File size: 7,858 Bytes

77d5726

---
language:
  - en
license: apache-2.0
tags:
  - pytorch
  - text-generation
  - 1.58bit
  - ternary
  - byte-level
  - mlgru
  - ablation
library_name: pytorch
pipeline_tag: text-generation
model_type: custom
---

# CPU-1 Ablation Study — Ready-to-use Checkpoints (fp32 unpacked)
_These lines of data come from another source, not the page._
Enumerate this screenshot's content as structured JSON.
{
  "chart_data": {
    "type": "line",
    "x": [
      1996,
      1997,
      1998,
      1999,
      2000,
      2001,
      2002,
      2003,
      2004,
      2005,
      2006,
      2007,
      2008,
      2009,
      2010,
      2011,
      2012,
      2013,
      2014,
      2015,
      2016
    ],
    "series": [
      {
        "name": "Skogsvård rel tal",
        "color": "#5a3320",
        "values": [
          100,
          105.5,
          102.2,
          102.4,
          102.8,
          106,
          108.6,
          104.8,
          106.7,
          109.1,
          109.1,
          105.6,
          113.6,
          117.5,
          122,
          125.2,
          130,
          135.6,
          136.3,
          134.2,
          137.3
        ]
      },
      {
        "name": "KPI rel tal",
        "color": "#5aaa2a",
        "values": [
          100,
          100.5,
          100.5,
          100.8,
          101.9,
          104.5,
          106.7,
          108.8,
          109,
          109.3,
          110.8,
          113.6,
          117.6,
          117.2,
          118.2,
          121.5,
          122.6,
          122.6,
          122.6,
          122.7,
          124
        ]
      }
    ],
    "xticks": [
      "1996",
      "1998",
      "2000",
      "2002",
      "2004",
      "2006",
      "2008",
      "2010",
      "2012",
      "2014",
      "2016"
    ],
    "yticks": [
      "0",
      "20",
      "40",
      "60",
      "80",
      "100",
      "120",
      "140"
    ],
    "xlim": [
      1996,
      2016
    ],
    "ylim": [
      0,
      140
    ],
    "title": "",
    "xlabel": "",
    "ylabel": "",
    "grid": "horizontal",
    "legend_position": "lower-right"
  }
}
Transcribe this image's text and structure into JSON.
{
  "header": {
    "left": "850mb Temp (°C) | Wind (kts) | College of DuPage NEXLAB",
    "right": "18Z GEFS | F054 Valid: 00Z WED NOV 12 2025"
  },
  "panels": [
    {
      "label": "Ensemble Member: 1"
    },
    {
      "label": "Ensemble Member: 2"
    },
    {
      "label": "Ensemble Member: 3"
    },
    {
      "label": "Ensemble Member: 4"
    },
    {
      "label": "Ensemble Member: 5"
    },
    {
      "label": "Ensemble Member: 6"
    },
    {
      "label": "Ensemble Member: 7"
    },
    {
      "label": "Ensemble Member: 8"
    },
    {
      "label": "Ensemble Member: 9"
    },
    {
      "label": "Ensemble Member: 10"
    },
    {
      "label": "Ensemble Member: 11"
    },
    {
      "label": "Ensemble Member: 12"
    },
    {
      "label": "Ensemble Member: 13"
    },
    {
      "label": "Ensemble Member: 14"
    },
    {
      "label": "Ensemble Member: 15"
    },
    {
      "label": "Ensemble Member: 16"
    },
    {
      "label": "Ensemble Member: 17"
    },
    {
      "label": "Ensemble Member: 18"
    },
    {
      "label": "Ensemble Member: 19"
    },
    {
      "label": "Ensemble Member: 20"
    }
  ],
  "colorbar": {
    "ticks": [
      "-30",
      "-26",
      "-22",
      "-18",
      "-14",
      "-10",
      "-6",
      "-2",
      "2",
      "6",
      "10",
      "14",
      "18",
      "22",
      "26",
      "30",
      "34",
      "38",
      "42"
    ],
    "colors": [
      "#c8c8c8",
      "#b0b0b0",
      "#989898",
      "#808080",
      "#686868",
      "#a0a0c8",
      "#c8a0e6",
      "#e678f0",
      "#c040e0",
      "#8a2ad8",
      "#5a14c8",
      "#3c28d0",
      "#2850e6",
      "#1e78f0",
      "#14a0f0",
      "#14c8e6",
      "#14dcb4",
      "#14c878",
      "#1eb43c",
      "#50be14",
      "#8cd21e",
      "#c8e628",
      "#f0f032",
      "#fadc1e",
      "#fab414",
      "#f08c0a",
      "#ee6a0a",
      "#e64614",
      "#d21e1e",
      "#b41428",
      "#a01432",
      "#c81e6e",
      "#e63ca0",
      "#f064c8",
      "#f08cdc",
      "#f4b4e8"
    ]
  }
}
Repo:        `Cukinator/cpu1-ablations-final`
Source:      [`Cukinator/cpu1-ablation-checkpoints`](https://huggingface.co/Cukinator/cpu1-ablation-checkpoints) (compact 2-bit, raw training output)
Code:        [github.com/Cukinator/1.58bits](https://github.com/Cukinator/1.58bits)
Dataset:     [`Cukinator/cpu1-ablation-dataset`](https://huggingface.co/datasets/Cukinator/cpu1-ablation-dataset)

Each checkpoint is a standard PyTorch `.pt` file with **float32 weights** —
no unpacking needed. Compatible with `train_ablation.py` from the
[1.58bits repo](https://github.com/Cukinator/1.58bits).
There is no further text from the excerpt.